The “little leaguer’s shoulder” is a stress fracture of the growth plate of the proximal humerus. It usually occurs due to a throwing motion and is considered to be a fracture of the physeal growth plate (Salter-Harris Type I).
The overuse, repeated high loads of torque and rapidly growing child causes microtrauma to the physis. This injury is seen mostly in adolescence, pitchers and tennis players. This overuse injury is associated with pitching and is influenced by the quantity, intensity and age of the player.
Symptoms: Shoulder pain that worsens with throwing as well as tenderness over the physis of the proximal humerus. Rule out an injury to the subdeltoid bursa. The pain will usually improve with rest.
X-rays will show a widened physis compared to the other side. There will be fragmentation and sclerosis of the lateral aspect of the proximal humerus in the physeal area.
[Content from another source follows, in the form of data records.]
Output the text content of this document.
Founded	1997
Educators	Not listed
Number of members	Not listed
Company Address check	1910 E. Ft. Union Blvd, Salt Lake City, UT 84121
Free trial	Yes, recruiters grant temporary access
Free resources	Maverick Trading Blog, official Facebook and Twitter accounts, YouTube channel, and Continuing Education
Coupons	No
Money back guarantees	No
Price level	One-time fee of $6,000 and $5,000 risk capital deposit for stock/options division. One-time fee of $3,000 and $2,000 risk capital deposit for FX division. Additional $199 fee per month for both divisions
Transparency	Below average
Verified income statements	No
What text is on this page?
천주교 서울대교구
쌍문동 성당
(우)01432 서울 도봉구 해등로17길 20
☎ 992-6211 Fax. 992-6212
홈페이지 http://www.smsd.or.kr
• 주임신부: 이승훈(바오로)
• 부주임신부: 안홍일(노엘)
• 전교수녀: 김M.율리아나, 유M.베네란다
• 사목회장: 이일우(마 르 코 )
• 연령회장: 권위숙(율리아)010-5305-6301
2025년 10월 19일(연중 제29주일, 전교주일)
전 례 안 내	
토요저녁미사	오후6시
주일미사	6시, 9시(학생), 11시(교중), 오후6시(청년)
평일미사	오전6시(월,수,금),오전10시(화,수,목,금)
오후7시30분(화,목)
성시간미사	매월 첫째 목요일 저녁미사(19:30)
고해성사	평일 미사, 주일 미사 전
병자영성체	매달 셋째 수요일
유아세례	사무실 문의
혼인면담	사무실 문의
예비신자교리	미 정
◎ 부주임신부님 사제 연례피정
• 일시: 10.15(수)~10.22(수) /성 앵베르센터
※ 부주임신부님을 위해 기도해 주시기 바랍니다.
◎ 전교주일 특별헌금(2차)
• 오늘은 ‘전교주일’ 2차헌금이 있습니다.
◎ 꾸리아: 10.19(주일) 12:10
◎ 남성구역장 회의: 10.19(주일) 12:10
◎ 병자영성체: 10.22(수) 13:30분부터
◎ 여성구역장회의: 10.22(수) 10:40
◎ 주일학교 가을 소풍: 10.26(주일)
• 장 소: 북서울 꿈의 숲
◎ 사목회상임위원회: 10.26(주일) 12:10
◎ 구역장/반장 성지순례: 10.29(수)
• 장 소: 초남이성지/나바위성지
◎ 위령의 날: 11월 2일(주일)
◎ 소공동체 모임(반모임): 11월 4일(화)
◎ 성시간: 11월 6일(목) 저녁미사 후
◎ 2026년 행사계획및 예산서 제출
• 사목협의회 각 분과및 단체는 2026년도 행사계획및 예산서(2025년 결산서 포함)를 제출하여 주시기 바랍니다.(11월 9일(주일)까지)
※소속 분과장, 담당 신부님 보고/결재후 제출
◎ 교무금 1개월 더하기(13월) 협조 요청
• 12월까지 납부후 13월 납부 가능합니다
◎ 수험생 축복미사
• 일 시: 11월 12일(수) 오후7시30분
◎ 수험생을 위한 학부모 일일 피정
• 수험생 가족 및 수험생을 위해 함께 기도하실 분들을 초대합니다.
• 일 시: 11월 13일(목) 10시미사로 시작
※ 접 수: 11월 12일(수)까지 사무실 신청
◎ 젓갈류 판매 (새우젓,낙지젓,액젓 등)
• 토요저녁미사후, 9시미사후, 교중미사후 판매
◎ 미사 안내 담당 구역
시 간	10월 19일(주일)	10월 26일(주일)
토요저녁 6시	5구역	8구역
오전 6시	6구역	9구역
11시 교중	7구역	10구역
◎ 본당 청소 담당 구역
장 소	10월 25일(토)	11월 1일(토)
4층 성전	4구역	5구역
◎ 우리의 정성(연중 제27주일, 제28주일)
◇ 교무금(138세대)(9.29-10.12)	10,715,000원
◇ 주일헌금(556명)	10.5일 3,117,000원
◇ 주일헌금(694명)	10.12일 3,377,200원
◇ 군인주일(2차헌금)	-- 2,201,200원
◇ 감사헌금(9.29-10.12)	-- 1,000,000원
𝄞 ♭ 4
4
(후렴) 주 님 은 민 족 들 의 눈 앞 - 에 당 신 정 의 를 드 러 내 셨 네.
Treatment of little leaguer’s shoulder includes cessation of throwing for about 2-3 months, progressive throwing program, rotator cuff strengthening once full painless range of motion is achieved.
omplications that may arise with little leaguer’s shoulder. These complications include both premature growth arrest and a physeal fracture.
To prevent little leaguer’s shoulder from happening to a young athlete, Dr. Nabil Ebraheim suggests that these athletes avoid overusing their arm.